JEC: Good to see you back here! Thanks!

Well, doesn't "An NRUnit is exchangeable for one ham or two bowling balls," mean "MaxPrice{ 1 ham, 2 bowling balls}"?
And by adjusting the interest rate paid on NRUnits, I could do that? (But, unlike bimetallism, I don't want to be buying at the max and selling at the min, because then I'm open to arbitrage.) Or I could peg it to a basket of goods (1 ham plus 2 bowling balls).

Ah: I omitted an "exactly." (Or two, really.) Yes, you can say that the NRUnit can purchase at least one ham and at least two bowling balls. What I had in mind guaranteeing the an NRUnit could purchase *exactly* one ham and *exactly* two bowling balls.

But that only mattered (if it ever really did) if the NRUnit being specified in nominal terms (pegged to the dollar) mattered. But I get the sense that it doesn't; you're equally happy with the NRUnit being exchangeable for (the price of) a basket of goods. So never mind.

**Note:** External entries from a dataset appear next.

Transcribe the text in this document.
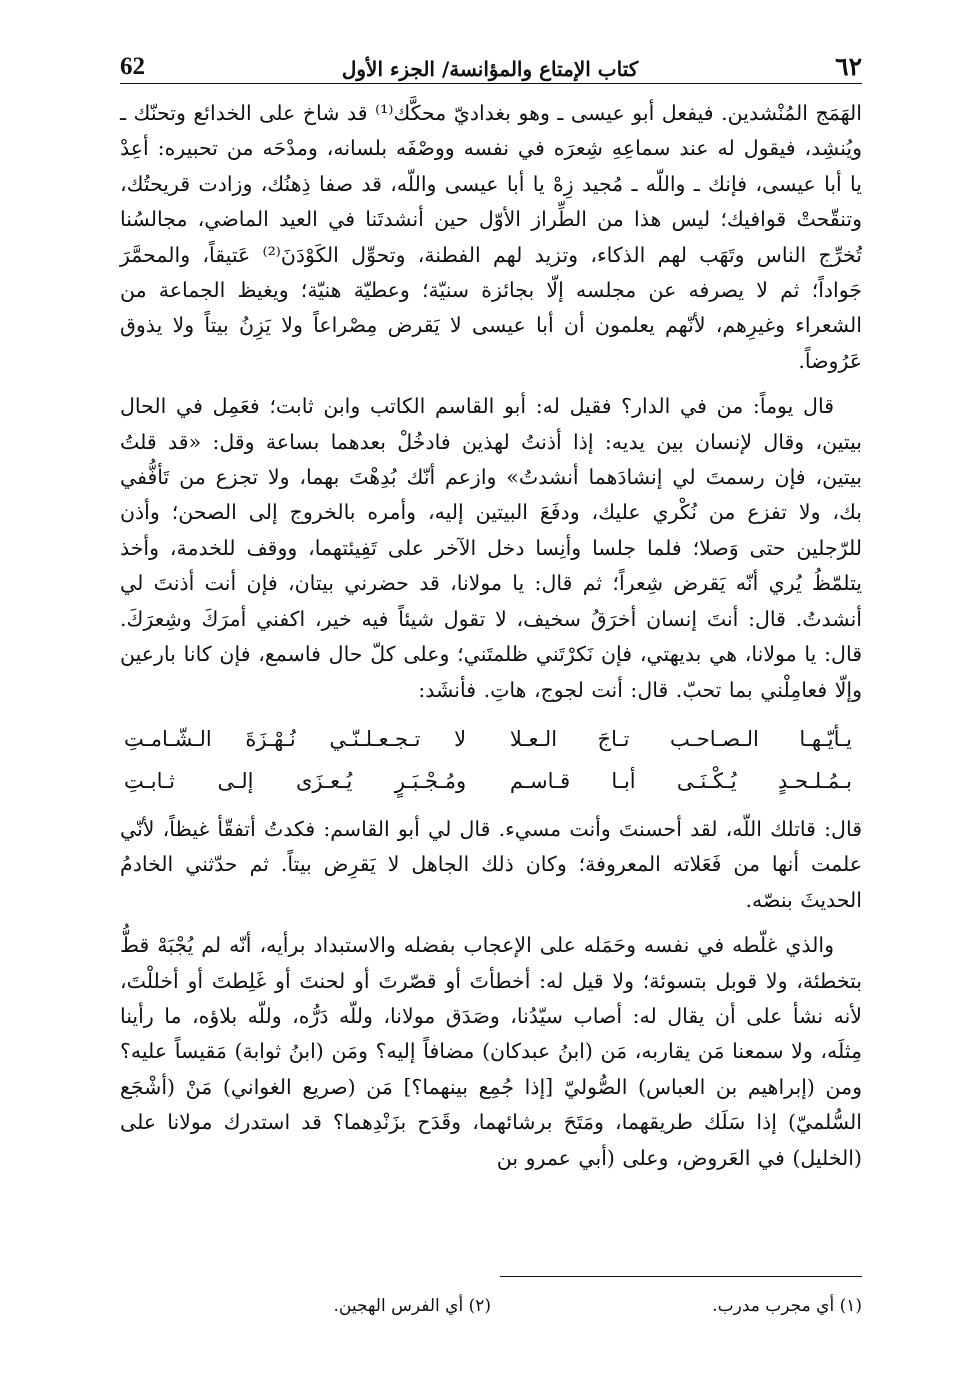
62	كتاب الإمتاع والمؤانسة/ الجزء الأول	٦٢

الهَمَج المُنْشدين. فيفعل أبو عيسى ـ وهو بغداديّ محكَّك⁽¹⁾ قد شاخ على الخدائع وتحنّك ـ ويُنشِد، فيقول له عند سماعِهِ شِعرَه في نفسه ووصْفَه بلسانه، ومدْحَه من تحبيره: أعِدْ يا أبا عيسى، فإنك ـ واللّه ـ مُجيد زِهْ يا أبا عيسى واللّه، قد صفا ذِهنُك، وزادت قريحتُك، وتنقّحتْ قوافيك؛ ليس هذا من الطِّراز الأوّل حين أنشدتَنا في العيد الماضي، مجالسُنا تُخرِّج الناس وتَهَب لهم الذكاء، وتزيد لهم الفطنة، وتحوِّل الكَوْدَنَ⁽²⁾ عَتيقاً، والمحمَّرَ جَواداً؛ ثم لا يصرفه عن مجلسه إلّا بجائزة سنيّة؛ وعطيّة هنيّة؛ ويغيظ الجماعة من الشعراء وغيرِهم، لأنّهم يعلمون أن أبا عيسى لا يَقرض مِصْراعاً ولا يَزِنُ بيتاً ولا يذوق عَرُوضاً.

قال يوماً: من في الدار؟ فقيل له: أبو القاسم الكاتب وابن ثابت؛ فعَمِل في الحال بيتين، وقال لإنسان بين يديه: إذا أذنتُ لهذين فادخُلْ بعدهما بساعة وقل: «قد قلتُ بيتين، فإن رسمتَ لي إنشادَهما أنشدتُ» وازعم أنّك بُدِهْتَ بهما، ولا تجزع من تَأفُّفي بك، ولا تفزع من نُكْري عليك، ودفَعَ البيتين إليه، وأمره بالخروج إلى الصحن؛ وأذن للرّجلين حتى وَصلا؛ فلما جلسا وأنِسا دخل الآخر على تَفِيئتهما، ووقف للخدمة، وأخذ يتلمّظُ يُري أنّه يَقرض شِعراً؛ ثم قال: يا مولانا، قد حضرني بيتان، فإن أنت أذنتَ لي أنشدتُ. قال: أنتَ إنسان أخرَقُ سخيف، لا تقول شيئاً فيه خير، اكفني أمرَكَ وشِعرَكَ. قال: يا مولانا، هي بديهتي، فإن نَكرْتَني ظلمتَني؛ وعلى كلّ حال فاسمع، فإن كانا بارعين وإلّا فعامِلْني بما تحبّ. قال: أنت لجوج، هاتِ. فأنشَد:

يـأيّـهـا الـصـاحـب تـاجَ الـعـلا
لا تـجـعـلـنّـي نُـهْـزَةَ الـشّـامـتِ
بـمُـلـحـدٍ يُـكْـنَـى أبـا قـاسـم
ومُـجْـبَـرٍ يُـعـزَى إلـى ثـابـتِ

قال: قاتلك اللّه، لقد أحسنتَ وأنت مسيء. قال لي أبو القاسم: فكدتُ أتفقّأ غيظاً، لأنّي علمت أنها من فَعَلاته المعروفة؛ وكان ذلك الجاهل لا يَقرِض بيتاً. ثم حدّثني الخادمُ الحديثَ بنصّه.

والذي غلّطه في نفسه وحَمَله على الإعجاب بفضله والاستبداد برأيه، أنّه لم يُجْبَهْ قطُّ بتخطئة، ولا قوبل بتسوئة؛ ولا قيل له: أخطأتَ أو قصّرتَ أو لحنتَ أو غَلِطتَ أو أخللْتَ، لأنه نشأ على أن يقال له: أصاب سيّدُنا، وصَدَق مولانا، وللّه دَرُّه، وللّه بلاؤه، ما رأينا مِثلَه، ولا سمعنا مَن يقاربه، مَن (ابنُ عبدكان) مضافاً إليه؟ ومَن (ابنُ ثوابة) مَقيساً عليه؟ ومن (إبراهيم بن العباس) الصُّوليّ [إذا جُمِع بينهما؟] مَن (صريع الغواني) مَنْ (أشْجَع السُّلميّ) إذا سَلَك طريقهما، ومَتَحَ برشائهما، وقَدَح بزَنْدِهما؟ قد استدرك مولانا على (الخليل) في العَروض، وعلى (أبي عمرو بن

(١) أي مجرب مدرب.
(٢) أي الفرس الهجين.
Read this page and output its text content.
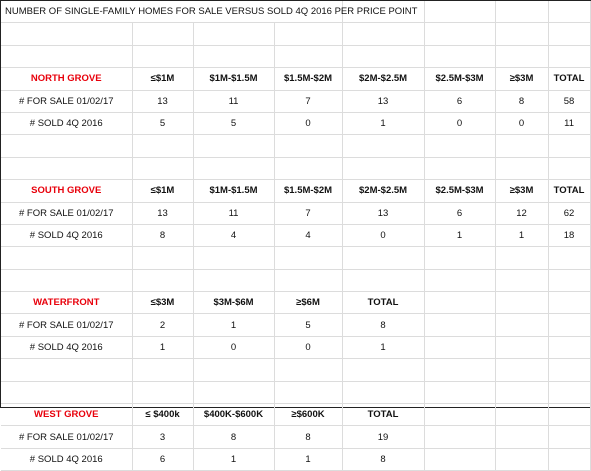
NUMBER OF SINGLE-FAMILY HOMES FOR SALE VERSUS SOLD 4Q 2016 PER PRICE POINT							

NORTH GROVE	≤$1M	$1M-$1.5M	$1.5M-$2M	$2M-$2.5M	$2.5M-$3M	≥$3M	TOTAL
# FOR SALE 01/02/17	13	11	7	13	6	8	58
# SOLD 4Q 2016	5	5	0	1	0	0	11

SOUTH GROVE	≤$1M	$1M-$1.5M	$1.5M-$2M	$2M-$2.5M	$2.5M-$3M	≥$3M	TOTAL
# FOR SALE 01/02/17	13	11	7	13	6	12	62
# SOLD 4Q 2016	8	4	4	0	1	1	18

WATERFRONT	≤$3M	$3M-$6M	≥$6M	TOTAL			
# FOR SALE 01/02/17	2	1	5	8			
# SOLD 4Q 2016	1	0	0	1			

WEST GROVE	≤ $400k	$400K-$600K	≥$600K	TOTAL			
# FOR SALE 01/02/17	3	8	8	19			
# SOLD 4Q 2016	6	1	1	8			
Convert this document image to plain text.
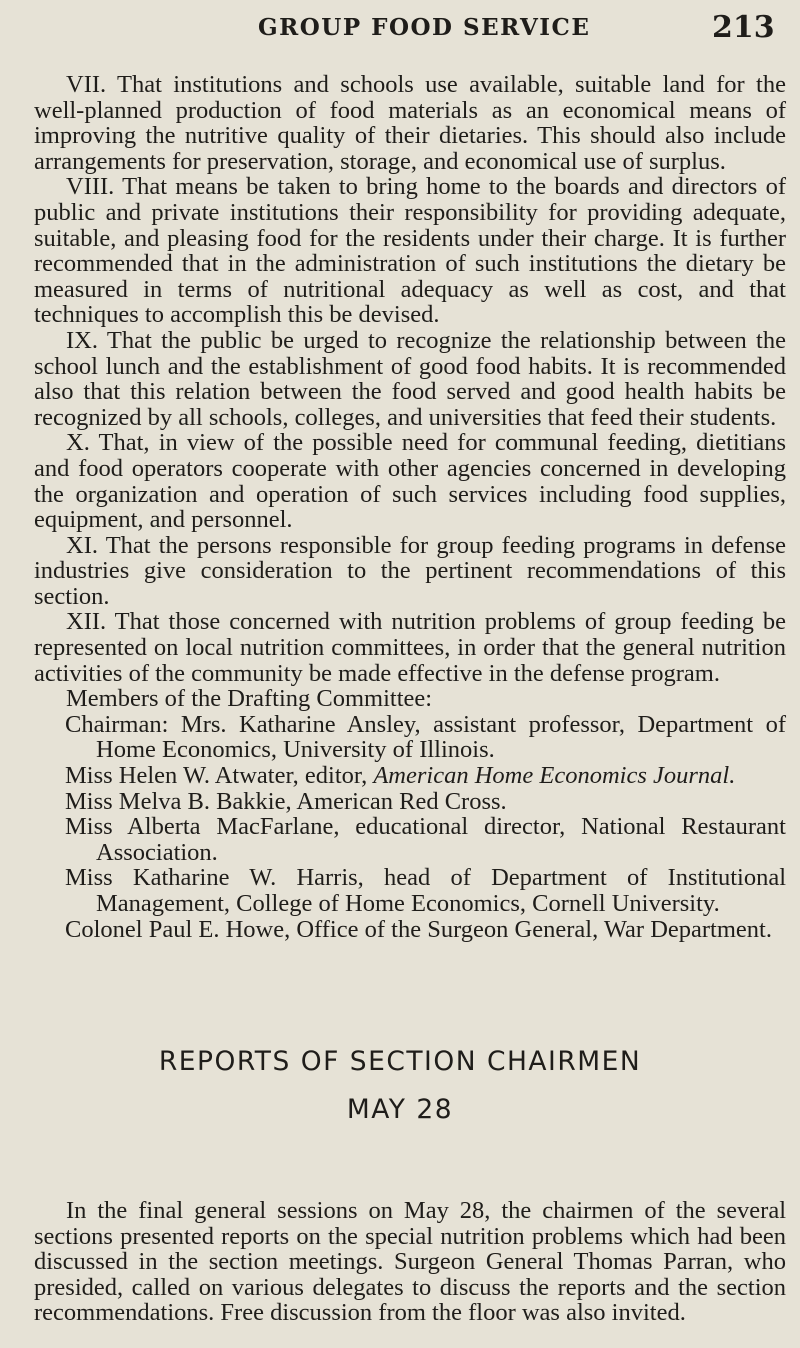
GROUP FOOD SERVICE	213

VII. That institutions and schools use available, suitable land for the well-planned production of food materials as an economical means of improving the nutritive quality of their dietaries. This should also include arrangements for preservation, storage, and economical use of surplus.

VIII. That means be taken to bring home to the boards and directors of public and private institutions their responsibility for providing adequate, suitable, and pleasing food for the residents under their charge. It is further recommended that in the administration of such institutions the dietary be measured in terms of nutritional adequacy as well as cost, and that techniques to accomplish this be devised.

IX. That the public be urged to recognize the relationship between the school lunch and the establishment of good food habits. It is recommended also that this relation between the food served and good health habits be recognized by all schools, colleges, and universities that feed their students.

X. That, in view of the possible need for communal feeding, dietitians and food operators cooperate with other agencies concerned in developing the organization and operation of such services including food supplies, equipment, and personnel.

XI. That the persons responsible for group feeding programs in defense industries give consideration to the pertinent recommendations of this section.

XII. That those concerned with nutrition problems of group feeding be represented on local nutrition committees, in order that the general nutrition activities of the community be made effective in the defense program.

Members of the Drafting Committee:

Chairman: Mrs. Katharine Ansley, assistant professor, Department of Home Economics, University of Illinois.

Miss Helen W. Atwater, editor, American Home Economics Journal.

Miss Melva B. Bakkie, American Red Cross.

Miss Alberta MacFarlane, educational director, National Restaurant Association.

Miss Katharine W. Harris, head of Department of Institutional Management, College of Home Economics, Cornell University.

Colonel Paul E. Howe, Office of the Surgeon General, War Department.

REPORTS OF SECTION CHAIRMEN
MAY 28

In the final general sessions on May 28, the chairmen of the several sections presented reports on the special nutrition problems which had been discussed in the section meetings. Surgeon General Thomas Parran, who presided, called on various delegates to discuss the reports and the section recommendations. Free discussion from the floor was also invited.
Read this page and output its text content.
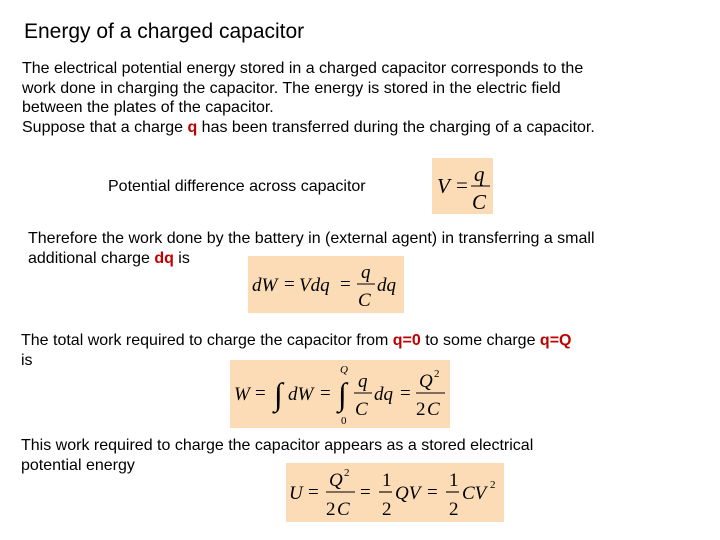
Energy of a charged capacitor
The electrical potential energy stored in a charged capacitor corresponds to the
work done in charging the capacitor. The energy is stored in the electric field
between the plates of the capacitor.
Suppose that a charge q has been transferred during the charging of a capacitor.
Potential difference across capacitor	V = q
C
Therefore the work done by the battery in (external agent) in transferring a small
additional charge dq is
dW = Vdq =
q
C
dq
The total work required to charge the capacitor from q=0 to some charge q=Q
is
W = ∫ dW = ∫
Q
0
q
C
dq =
Q 2
2 C
This work required to charge the capacitor appears as a stored electrical
potential energy
U =
Q 2
2 C
=
1
2
QV =
1
2
CV 2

What I'm not grasping, I guess, is the meaning of the word "worth" in the sentence "The NRUnit is worth whatever I say it is worth." I think you specifically *don't* mean that its price in an assumed secondary market would be whatever you said it was -- that would require people to care what you say it's worth, and, by construction, they don't. So I'm unclear on exactly what it is that you can do when the NRUnit is private that you cannot do when it is "public." Maybe I'm not fully understanding the terms of the "NRUnit contract." Help?